I was also annoyed with Meghan’s refusal to kill anyone. People would be trying to kill her and her friends, then her friends retaliate in self-defense, and she scolds her friends for killing them. Fair enough if you don’t want your friends killing people in cold blood, but these people are trying to kill you! The only way to come out unscathed is to attack them back, but she’s standing there playing peacekeeper.
Then, Meghan just had a few stupid, WTF moments. Example: it starts raining, then this happens:
Water splashed over my jeans, and I yelped as something burned my skin.
We examined my leg. Tiny holes marred my jeans where the drops had hit, the material seared away, the skin underneath red and burned. It throbbed as if I’d jabbed needles into my flesh.
My first thought would be: acidic rain. As in, stay the fuck away. But Meghan’s first impulse is to stick her hand outside to feel for more:
“What the heck?” I muttered, glaring into the storm. It looked like ordinary rain—gray, misty, somewhat depressing. Almost compulsively, I stuck my hand toward the opening, where the water dripped over the edge of the tube.

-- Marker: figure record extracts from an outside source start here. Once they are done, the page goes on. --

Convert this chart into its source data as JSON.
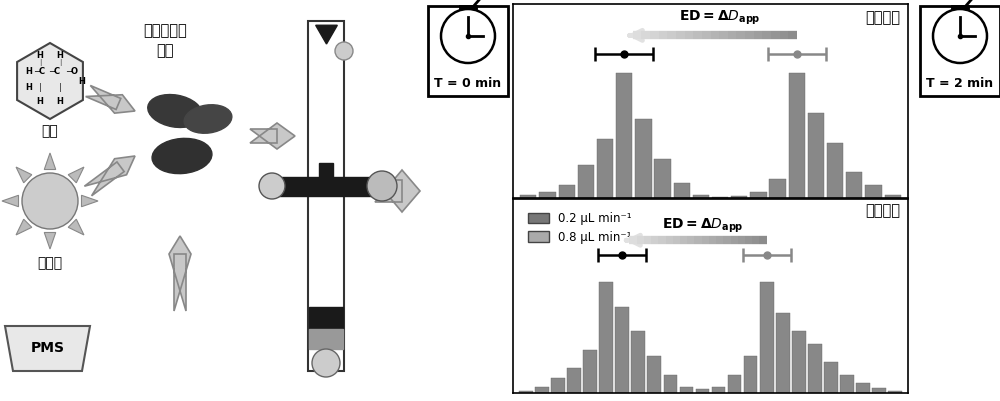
{
  "bg_color": "#ffffff",
  "bar_color_hist": "#888888",
  "top_hist_bars": [
    0.3,
    0.5,
    1.0,
    2.5,
    4.5,
    9.5,
    6.0,
    3.0,
    1.2,
    0.3,
    0.1,
    0.2,
    0.5,
    1.5,
    9.5,
    6.5,
    4.2,
    2.0,
    1.0,
    0.3
  ],
  "bot_hist_bars": [
    0.2,
    0.5,
    1.2,
    2.0,
    3.5,
    9.0,
    7.0,
    5.0,
    3.0,
    1.5,
    0.5,
    0.3,
    0.5,
    1.5,
    3.0,
    9.0,
    6.5,
    5.0,
    4.0,
    2.5,
    1.5,
    0.8,
    0.4,
    0.2
  ],
  "title_top": "健康对照",
  "title_bot": "氧化损伤",
  "label_T0": "T = 0 min",
  "label_T2": "T = 2 min",
  "legend1": "0.2 μL min⁻¹",
  "legend2": "0.8 μL min⁻¹",
  "rbc_label": "红细胞氧化\n损伤",
  "ethanol_label": "乙醇",
  "ros_label": "活性氧",
  "pms_label": "PMS"
}
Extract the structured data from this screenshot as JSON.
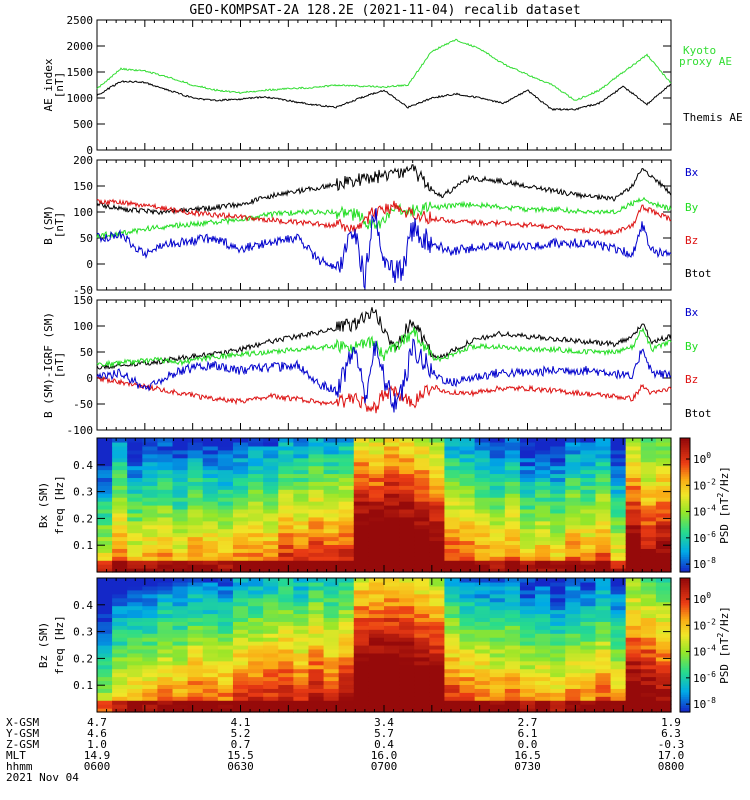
{
  "title": "GEO-KOMPSAT-2A 128.2E (2021-11-04) recalib dataset",
  "colors": {
    "black": "#000000",
    "green": "#22dd22",
    "blue": "#0000cc",
    "red": "#dd1111",
    "kyoto": "#33dd33"
  },
  "chart_data": [
    {
      "type": "line",
      "ylabel": [
        "AE index",
        "[nT]"
      ],
      "ylim": [
        0,
        2500
      ],
      "yticks": [
        0,
        500,
        1000,
        1500,
        2000,
        2500
      ],
      "xlim": [
        0,
        120
      ],
      "series": [
        {
          "name": "Kyoto proxy AE",
          "color": "#33dd33",
          "x": [
            0,
            5,
            10,
            15,
            20,
            25,
            30,
            35,
            40,
            45,
            50,
            55,
            60,
            65,
            70,
            75,
            80,
            85,
            90,
            95,
            100,
            105,
            110,
            115,
            120
          ],
          "y": [
            1180,
            1560,
            1520,
            1400,
            1250,
            1150,
            1100,
            1150,
            1180,
            1200,
            1250,
            1230,
            1210,
            1250,
            1900,
            2120,
            1950,
            1650,
            1450,
            1260,
            950,
            1150,
            1500,
            1830,
            1280
          ]
        },
        {
          "name": "Themis AE",
          "color": "#000000",
          "x": [
            0,
            5,
            10,
            15,
            20,
            25,
            30,
            35,
            40,
            45,
            50,
            55,
            60,
            65,
            70,
            75,
            80,
            85,
            90,
            95,
            100,
            105,
            110,
            115,
            120
          ],
          "y": [
            1050,
            1320,
            1300,
            1150,
            1000,
            950,
            980,
            1020,
            950,
            870,
            820,
            1000,
            1150,
            820,
            1000,
            1080,
            1000,
            900,
            1150,
            780,
            780,
            900,
            1220,
            880,
            1270
          ]
        }
      ],
      "legend": [
        "Kyoto",
        "proxy AE",
        "Themis AE"
      ]
    },
    {
      "type": "line",
      "ylabel": [
        "B (SM)",
        "[nT]"
      ],
      "ylabel_sub": "T",
      "ylim": [
        -50,
        200
      ],
      "yticks": [
        -50,
        0,
        50,
        100,
        150,
        200
      ],
      "xlim": [
        0,
        120
      ],
      "series": [
        {
          "name": "Btot",
          "color": "#000000",
          "x": [
            0,
            6,
            12,
            18,
            24,
            30,
            36,
            42,
            48,
            54,
            60,
            66,
            70,
            72,
            78,
            84,
            90,
            96,
            102,
            108,
            112,
            114,
            120
          ],
          "y": [
            115,
            105,
            100,
            102,
            108,
            115,
            130,
            140,
            150,
            160,
            170,
            180,
            145,
            130,
            165,
            160,
            150,
            140,
            130,
            125,
            150,
            185,
            135
          ]
        },
        {
          "name": "By",
          "color": "#22dd22",
          "x": [
            0,
            6,
            12,
            18,
            24,
            30,
            36,
            42,
            48,
            54,
            58,
            60,
            62,
            66,
            72,
            78,
            84,
            90,
            96,
            102,
            108,
            114,
            120
          ],
          "y": [
            55,
            60,
            70,
            75,
            80,
            85,
            95,
            100,
            100,
            95,
            70,
            85,
            100,
            105,
            110,
            115,
            110,
            105,
            105,
            100,
            100,
            125,
            105
          ]
        },
        {
          "name": "Bz",
          "color": "#dd1111",
          "x": [
            0,
            6,
            12,
            18,
            24,
            30,
            36,
            42,
            48,
            54,
            58,
            62,
            66,
            72,
            78,
            84,
            90,
            96,
            102,
            108,
            112,
            114,
            120
          ],
          "y": [
            120,
            118,
            110,
            100,
            95,
            90,
            85,
            80,
            75,
            70,
            100,
            110,
            95,
            85,
            80,
            78,
            75,
            70,
            65,
            60,
            75,
            110,
            85
          ]
        },
        {
          "name": "Bx",
          "color": "#0000cc",
          "x": [
            0,
            5,
            10,
            15,
            20,
            24,
            30,
            36,
            42,
            46,
            50,
            54,
            56,
            58,
            60,
            62,
            64,
            66,
            70,
            74,
            78,
            84,
            90,
            96,
            102,
            108,
            112,
            114,
            116,
            120
          ],
          "y": [
            50,
            55,
            20,
            40,
            45,
            50,
            30,
            40,
            50,
            10,
            -10,
            60,
            -30,
            105,
            20,
            -20,
            -10,
            70,
            40,
            25,
            30,
            35,
            35,
            40,
            40,
            30,
            20,
            75,
            25,
            15
          ]
        }
      ],
      "legend": [
        "Bx",
        "By",
        "Bz",
        "Btot"
      ]
    },
    {
      "type": "line",
      "ylabel": [
        "B (SM)-IGRF (SM)",
        "[nT]"
      ],
      "ylim": [
        -100,
        150
      ],
      "yticks": [
        -100,
        -50,
        0,
        50,
        100,
        150
      ],
      "xlim": [
        0,
        120
      ],
      "series": [
        {
          "name": "Btot",
          "color": "#000000",
          "x": [
            0,
            6,
            12,
            18,
            24,
            30,
            36,
            42,
            48,
            54,
            58,
            60,
            62,
            66,
            70,
            72,
            78,
            84,
            90,
            96,
            102,
            108,
            112,
            114,
            116,
            120
          ],
          "y": [
            20,
            25,
            30,
            40,
            45,
            55,
            70,
            80,
            90,
            105,
            130,
            90,
            60,
            110,
            45,
            40,
            70,
            85,
            80,
            75,
            70,
            65,
            80,
            105,
            70,
            80
          ]
        },
        {
          "name": "By",
          "color": "#22dd22",
          "x": [
            0,
            6,
            12,
            18,
            24,
            30,
            36,
            42,
            48,
            54,
            58,
            60,
            62,
            66,
            70,
            72,
            78,
            84,
            90,
            96,
            102,
            108,
            112,
            114,
            116,
            120
          ],
          "y": [
            25,
            30,
            35,
            30,
            40,
            45,
            50,
            55,
            60,
            60,
            70,
            40,
            55,
            90,
            40,
            35,
            60,
            60,
            55,
            55,
            50,
            50,
            60,
            95,
            55,
            70
          ]
        },
        {
          "name": "Bz",
          "color": "#dd1111",
          "x": [
            0,
            6,
            12,
            18,
            24,
            30,
            36,
            42,
            48,
            54,
            58,
            60,
            62,
            66,
            70,
            72,
            78,
            84,
            90,
            96,
            102,
            108,
            112,
            114,
            116,
            120
          ],
          "y": [
            0,
            -10,
            -20,
            -30,
            -40,
            -45,
            -35,
            -40,
            -50,
            -40,
            -60,
            -30,
            -25,
            -50,
            -15,
            -25,
            -30,
            -20,
            -20,
            -25,
            -30,
            -35,
            -40,
            -15,
            -30,
            -20
          ]
        },
        {
          "name": "Bx",
          "color": "#0000cc",
          "x": [
            0,
            5,
            10,
            15,
            20,
            24,
            30,
            36,
            42,
            46,
            50,
            54,
            56,
            58,
            60,
            62,
            64,
            66,
            70,
            74,
            78,
            84,
            90,
            96,
            102,
            108,
            112,
            114,
            116,
            120
          ],
          "y": [
            0,
            10,
            -20,
            5,
            20,
            25,
            15,
            20,
            25,
            -10,
            -25,
            60,
            -40,
            60,
            0,
            -50,
            -20,
            60,
            10,
            -10,
            0,
            10,
            10,
            15,
            15,
            10,
            0,
            60,
            10,
            5
          ]
        }
      ],
      "legend": [
        "Bx",
        "By",
        "Bz",
        "Btot"
      ]
    },
    {
      "type": "heatmap",
      "ylabel": [
        "Bx (SM)",
        "freq [Hz]"
      ],
      "ylim": [
        0,
        0.5
      ],
      "yticks": [
        0.1,
        0.2,
        0.3,
        0.4
      ],
      "xlim": [
        0,
        120
      ],
      "colorbar": {
        "label": "PSD [nT^2/Hz]",
        "range_log10": [
          -8.6,
          1.6
        ],
        "ticks_log10": [
          0,
          -2,
          -4,
          -6,
          -8
        ]
      },
      "column_activity": [
        0.35,
        0.55,
        0.4,
        0.45,
        0.48,
        0.4,
        0.5,
        0.45,
        0.42,
        0.48,
        0.52,
        0.5,
        0.6,
        0.55,
        0.62,
        0.58,
        0.62,
        0.95,
        0.92,
        0.98,
        0.94,
        0.9,
        0.85,
        0.58,
        0.55,
        0.5,
        0.45,
        0.52,
        0.4,
        0.45,
        0.4,
        0.52,
        0.48,
        0.55,
        0.38,
        0.85,
        0.72,
        0.78
      ]
    },
    {
      "type": "heatmap",
      "ylabel": [
        "Bz (SM)",
        "freq [Hz]"
      ],
      "ylim": [
        0,
        0.5
      ],
      "yticks": [
        0.1,
        0.2,
        0.3,
        0.4
      ],
      "xlim": [
        0,
        120
      ],
      "colorbar": {
        "label": "PSD [nT^2/Hz]",
        "range_log10": [
          -8.6,
          1.6
        ],
        "ticks_log10": [
          0,
          -2,
          -4,
          -6,
          -8
        ]
      },
      "column_activity": [
        0.25,
        0.4,
        0.42,
        0.45,
        0.5,
        0.48,
        0.55,
        0.52,
        0.5,
        0.58,
        0.6,
        0.62,
        0.65,
        0.6,
        0.68,
        0.62,
        0.68,
        0.95,
        0.95,
        0.98,
        0.96,
        0.92,
        0.88,
        0.6,
        0.55,
        0.52,
        0.5,
        0.55,
        0.45,
        0.48,
        0.42,
        0.5,
        0.48,
        0.55,
        0.45,
        0.82,
        0.78,
        0.72
      ]
    }
  ],
  "colorbar_ticks": [
    "10",
    "10",
    "10",
    "10",
    "10"
  ],
  "colorbar_exps": [
    "0",
    "-2",
    "-4",
    "-6",
    "-8"
  ],
  "colorbar_label": {
    "pre": "PSD [nT",
    "sup": "2",
    "post": "/Hz]"
  },
  "ephemeris": {
    "row_labels": [
      "X-GSM",
      "Y-GSM",
      "Z-GSM",
      "MLT",
      "hhmm",
      "2021 Nov 04"
    ],
    "columns": [
      {
        "x": 0,
        "values": [
          "4.7",
          "4.6",
          "1.0",
          "14.9",
          "0600"
        ]
      },
      {
        "x": 30,
        "values": [
          "4.1",
          "5.2",
          "0.7",
          "15.5",
          "0630"
        ]
      },
      {
        "x": 60,
        "values": [
          "3.4",
          "5.7",
          "0.4",
          "16.0",
          "0700"
        ]
      },
      {
        "x": 90,
        "values": [
          "2.7",
          "6.1",
          "0.0",
          "16.5",
          "0730"
        ]
      },
      {
        "x": 120,
        "values": [
          "1.9",
          "6.3",
          "-0.3",
          "17.0",
          "0800"
        ]
      }
    ]
  }
}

The final straw for me was the romance. There is no romance for 90% of the book. Literally, none. Not a single flirty conversation or romantic hint. Then all of a sudden, at like 90% View Spoiler » [Meghan and Alex randomly make out. Randomly. I shit you not. One minute they’re fighting an iron dragon, the next minute we get this quote: “I looked up at him, and then he was kissing me.” Uhhh WHAT?? Where did that come from? And when they finally come up for air, they act like they’re immediately dating and need to explain this to their parents. O_O I have no idea where that came from, but I’m not onboard with it. « Hide Spoiler]
Overall, I just didn’t like this book. I didn’t like the tone, which felt childish and very “Alice in Wonderland” (in terms of vibe and target audience). Meghan was annoying as hell. And the romance just popped up out of thin air.
A few people have told me that the series gets REALLY good after the second book, but I’m not sure if I’m going to make it that far.